Site icon ProVideo Coalition

The logic of document capture

The logic of document capture | Capture Blogs.

Establish a well thought-out taxonomy

Taxonomy is defined asclassifying organisms into groups based on similarities. Why is taxonomy relevant for document capture? For several reasons, including security, quicker access to information and retention policies. So, if you work backwards in the methodology of how and what, technology to implement for your document capture solution a solid consensus of the end result is of paramount importance. The end result is typically a high-quality scanned image conducive for data capture (OCR, ICR, OMR, bar code, etc.) and the metadata itself. So if your taxonomy has organized methodology then it should assist in making your document capture strategy fairly obviously. Let’s take security as a benefit for a well thought-out taxonomy strategy. By segregated documents based on a logical taxonomy, organizations are afforded an addition level of comfort knowing that a set of security policies can be applied to, for example, Human Resource, documents allowing access to everyone for a general set of available scanned documents such as the café menu which is clearly not a information sensitive document. Additionally, another benefit of a well thought-out taxonomy is quicker access to information for users. Many content management software applications and search engines use a ‘crawl’ method to check newly added content and add them to an index (database) which is then searchable. As you can imagine, common sense and logic dictates that ‘crawling’ a more narrow scope is much quicker to keep the database up-to-date, but also access times could be considerably less by not having to search the entire database and only the relevant data indexed.
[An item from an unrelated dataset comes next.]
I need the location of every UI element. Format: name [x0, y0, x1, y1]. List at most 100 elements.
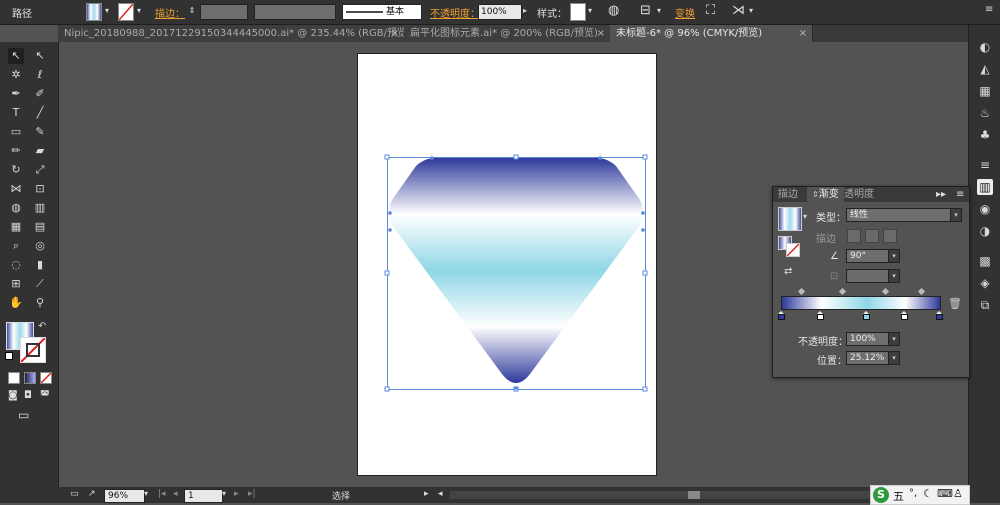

This makes access to data quicker. Lastly, in regards to retention policies, having your data well organized is a major benefit for this area. Imagine that an organization has all of their tax documents properly electronic stored via a well thought-out taxonomy in their content management system. If they did then easily, and within corporate governance standards and policies the organization can removed these images from their repository based on a retention schedule. So, as illustrated, investing the time to develop a strong taxonomy is important for many reasons including security, searchability and retention.